This program implements an HLLC Riemann solver for the full shallow water equations, coded from scratch based on the methodology described by Hou et al. (2015). The case study in the paper simulates the 1993 tsunami that struck Okushiri Island, off the west coast of Hokkaido, Japan. The focus is Monai Valley on the island’s southwestern coast, where an extreme vertical runup of 30 metres was recorded. The current simulation predicts a maximum runup of approximately 32 metres (to scale), closely matching field observations.
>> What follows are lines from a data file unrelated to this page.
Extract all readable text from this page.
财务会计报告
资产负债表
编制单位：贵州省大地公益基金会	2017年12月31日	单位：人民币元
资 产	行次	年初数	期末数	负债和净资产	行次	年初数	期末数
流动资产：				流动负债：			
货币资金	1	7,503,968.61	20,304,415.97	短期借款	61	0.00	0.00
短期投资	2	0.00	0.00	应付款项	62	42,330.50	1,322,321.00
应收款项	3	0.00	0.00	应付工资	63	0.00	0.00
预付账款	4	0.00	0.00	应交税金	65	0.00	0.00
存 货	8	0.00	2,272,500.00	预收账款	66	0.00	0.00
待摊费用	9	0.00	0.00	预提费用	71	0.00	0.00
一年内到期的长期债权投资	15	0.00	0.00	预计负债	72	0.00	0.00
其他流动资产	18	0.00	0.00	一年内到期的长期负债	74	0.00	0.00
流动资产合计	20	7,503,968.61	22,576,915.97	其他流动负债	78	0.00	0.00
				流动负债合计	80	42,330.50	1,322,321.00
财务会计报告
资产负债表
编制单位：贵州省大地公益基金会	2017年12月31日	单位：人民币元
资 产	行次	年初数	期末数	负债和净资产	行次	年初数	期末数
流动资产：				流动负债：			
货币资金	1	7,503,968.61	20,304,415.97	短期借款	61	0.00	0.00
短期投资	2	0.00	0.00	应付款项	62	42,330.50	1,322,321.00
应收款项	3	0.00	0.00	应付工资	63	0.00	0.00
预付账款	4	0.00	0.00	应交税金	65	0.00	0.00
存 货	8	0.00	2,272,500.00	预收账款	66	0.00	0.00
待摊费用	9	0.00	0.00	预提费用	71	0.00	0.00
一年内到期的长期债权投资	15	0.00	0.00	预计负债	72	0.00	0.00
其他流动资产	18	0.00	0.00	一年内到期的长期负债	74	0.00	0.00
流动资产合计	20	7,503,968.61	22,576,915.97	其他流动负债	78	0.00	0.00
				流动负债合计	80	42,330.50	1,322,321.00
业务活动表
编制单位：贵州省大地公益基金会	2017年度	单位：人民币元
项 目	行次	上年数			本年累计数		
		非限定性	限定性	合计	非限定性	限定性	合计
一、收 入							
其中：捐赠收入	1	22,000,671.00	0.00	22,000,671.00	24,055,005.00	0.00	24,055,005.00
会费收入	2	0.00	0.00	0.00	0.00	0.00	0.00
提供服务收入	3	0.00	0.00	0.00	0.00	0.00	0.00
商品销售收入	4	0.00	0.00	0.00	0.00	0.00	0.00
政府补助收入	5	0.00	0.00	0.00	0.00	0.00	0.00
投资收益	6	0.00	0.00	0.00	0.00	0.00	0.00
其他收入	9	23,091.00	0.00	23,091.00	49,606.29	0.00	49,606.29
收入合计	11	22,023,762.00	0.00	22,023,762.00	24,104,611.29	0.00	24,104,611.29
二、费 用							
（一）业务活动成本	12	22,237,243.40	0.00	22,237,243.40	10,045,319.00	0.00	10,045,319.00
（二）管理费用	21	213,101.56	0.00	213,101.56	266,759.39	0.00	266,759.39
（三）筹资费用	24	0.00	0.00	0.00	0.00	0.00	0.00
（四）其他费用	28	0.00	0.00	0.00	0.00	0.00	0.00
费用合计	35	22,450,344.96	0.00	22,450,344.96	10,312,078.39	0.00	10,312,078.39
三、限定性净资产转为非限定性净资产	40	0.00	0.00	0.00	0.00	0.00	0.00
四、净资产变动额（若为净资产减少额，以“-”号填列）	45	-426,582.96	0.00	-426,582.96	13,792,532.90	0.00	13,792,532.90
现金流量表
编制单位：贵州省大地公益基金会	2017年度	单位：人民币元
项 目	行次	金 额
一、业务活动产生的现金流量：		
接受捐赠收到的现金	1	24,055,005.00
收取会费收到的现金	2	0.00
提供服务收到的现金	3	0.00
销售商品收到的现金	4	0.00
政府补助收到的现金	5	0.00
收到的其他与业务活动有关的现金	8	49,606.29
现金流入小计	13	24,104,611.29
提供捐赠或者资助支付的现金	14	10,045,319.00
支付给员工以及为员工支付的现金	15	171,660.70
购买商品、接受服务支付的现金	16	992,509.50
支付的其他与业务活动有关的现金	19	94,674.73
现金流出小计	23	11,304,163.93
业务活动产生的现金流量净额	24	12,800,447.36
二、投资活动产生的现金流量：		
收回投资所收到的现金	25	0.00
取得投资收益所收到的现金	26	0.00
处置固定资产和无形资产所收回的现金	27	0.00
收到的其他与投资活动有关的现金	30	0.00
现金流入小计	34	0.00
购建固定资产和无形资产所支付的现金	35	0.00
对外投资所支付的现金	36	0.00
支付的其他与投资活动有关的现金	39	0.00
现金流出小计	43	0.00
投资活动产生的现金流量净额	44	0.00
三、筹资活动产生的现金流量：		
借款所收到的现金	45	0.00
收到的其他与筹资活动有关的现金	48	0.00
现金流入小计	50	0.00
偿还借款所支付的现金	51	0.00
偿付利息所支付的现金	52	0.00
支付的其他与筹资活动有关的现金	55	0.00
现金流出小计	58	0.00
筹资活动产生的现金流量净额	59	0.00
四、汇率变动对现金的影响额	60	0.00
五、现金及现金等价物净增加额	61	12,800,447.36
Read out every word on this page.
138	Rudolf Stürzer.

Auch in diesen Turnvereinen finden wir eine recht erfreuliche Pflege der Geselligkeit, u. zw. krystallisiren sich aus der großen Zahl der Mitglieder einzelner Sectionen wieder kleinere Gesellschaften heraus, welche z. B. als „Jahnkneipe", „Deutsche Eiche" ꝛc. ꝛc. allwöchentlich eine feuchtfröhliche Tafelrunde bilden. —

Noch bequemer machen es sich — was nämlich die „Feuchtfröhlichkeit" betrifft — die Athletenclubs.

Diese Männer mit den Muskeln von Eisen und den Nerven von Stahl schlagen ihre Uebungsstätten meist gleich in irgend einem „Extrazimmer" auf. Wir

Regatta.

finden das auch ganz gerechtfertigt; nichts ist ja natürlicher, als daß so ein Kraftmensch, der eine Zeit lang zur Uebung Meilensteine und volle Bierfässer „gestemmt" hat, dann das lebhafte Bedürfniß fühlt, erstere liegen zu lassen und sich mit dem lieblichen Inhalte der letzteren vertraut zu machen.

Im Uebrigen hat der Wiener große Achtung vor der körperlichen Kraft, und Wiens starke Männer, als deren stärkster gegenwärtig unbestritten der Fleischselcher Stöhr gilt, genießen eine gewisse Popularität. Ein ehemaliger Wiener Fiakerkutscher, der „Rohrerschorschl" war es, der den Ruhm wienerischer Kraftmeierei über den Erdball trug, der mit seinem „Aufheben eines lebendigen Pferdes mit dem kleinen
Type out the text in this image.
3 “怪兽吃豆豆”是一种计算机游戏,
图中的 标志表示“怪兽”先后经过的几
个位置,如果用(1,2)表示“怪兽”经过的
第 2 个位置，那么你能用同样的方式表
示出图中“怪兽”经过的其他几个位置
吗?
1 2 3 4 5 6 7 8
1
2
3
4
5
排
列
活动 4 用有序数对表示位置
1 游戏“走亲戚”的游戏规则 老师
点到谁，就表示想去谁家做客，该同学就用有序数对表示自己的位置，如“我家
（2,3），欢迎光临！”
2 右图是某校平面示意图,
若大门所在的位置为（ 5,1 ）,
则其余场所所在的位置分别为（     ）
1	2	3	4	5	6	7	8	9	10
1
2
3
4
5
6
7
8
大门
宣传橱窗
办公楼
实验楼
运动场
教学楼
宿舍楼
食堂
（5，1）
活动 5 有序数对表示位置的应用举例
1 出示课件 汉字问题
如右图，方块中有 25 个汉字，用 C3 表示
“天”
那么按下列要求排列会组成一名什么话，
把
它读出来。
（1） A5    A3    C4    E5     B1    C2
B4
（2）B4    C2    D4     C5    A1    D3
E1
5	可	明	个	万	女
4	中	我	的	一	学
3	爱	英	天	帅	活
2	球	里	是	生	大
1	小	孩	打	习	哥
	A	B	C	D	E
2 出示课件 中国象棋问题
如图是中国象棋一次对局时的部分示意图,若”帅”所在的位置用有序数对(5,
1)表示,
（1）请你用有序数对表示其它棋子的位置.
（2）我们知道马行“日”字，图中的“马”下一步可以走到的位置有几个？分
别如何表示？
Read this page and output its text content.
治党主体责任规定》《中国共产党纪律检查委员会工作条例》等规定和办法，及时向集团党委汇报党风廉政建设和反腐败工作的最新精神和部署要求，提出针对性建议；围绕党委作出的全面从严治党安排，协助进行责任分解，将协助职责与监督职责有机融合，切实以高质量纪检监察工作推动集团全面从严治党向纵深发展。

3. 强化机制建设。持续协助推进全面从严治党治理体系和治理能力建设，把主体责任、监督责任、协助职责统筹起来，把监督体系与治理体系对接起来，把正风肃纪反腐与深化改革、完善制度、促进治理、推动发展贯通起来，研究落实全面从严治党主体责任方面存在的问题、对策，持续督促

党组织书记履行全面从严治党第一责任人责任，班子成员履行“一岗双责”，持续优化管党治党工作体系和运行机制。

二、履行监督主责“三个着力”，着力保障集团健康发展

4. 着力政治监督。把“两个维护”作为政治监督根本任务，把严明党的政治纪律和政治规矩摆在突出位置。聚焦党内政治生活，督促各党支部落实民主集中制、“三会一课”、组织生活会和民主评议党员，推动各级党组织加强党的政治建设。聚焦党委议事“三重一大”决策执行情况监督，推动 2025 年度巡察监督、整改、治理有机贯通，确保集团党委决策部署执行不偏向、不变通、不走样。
For more details, visit the NOAA Centre for Tsunami Research.
animation.mp4
| File | Purpose |
|---|---|
| main.f90 | Main program containing functions and subroutines for flow solver. |
| monai.py* | Pre-processing program to set up initial conditions for Monai Valley case study. |
| read.py | Post-processing program to create flow animation with Plotly. |
| b_raw.txt | Raw bathymetry data for Monai Valley case study used in monai.py. |
| ht_raw.txt | Raw inflow height data for Monai Valley case study used in monai.py. |
| monai.geo | File containing geometric information to generate mesh in Gmsh. |
| monai.su2 | File containing mesh information to input to main program. |
* Run monai.py if running the case study for the first time, or when there is a change in mesh size or time step.
[1] Hou et al. (2015). An Efficient Unstructured MUSCL Scheme for Solving the 2D Shallow Water Equations.
[2] Song et al. (2011). A Robust Well-Balanced Finite Volume Model for Shallow Water Flows with Wetting and Drying over Irregular Terrain.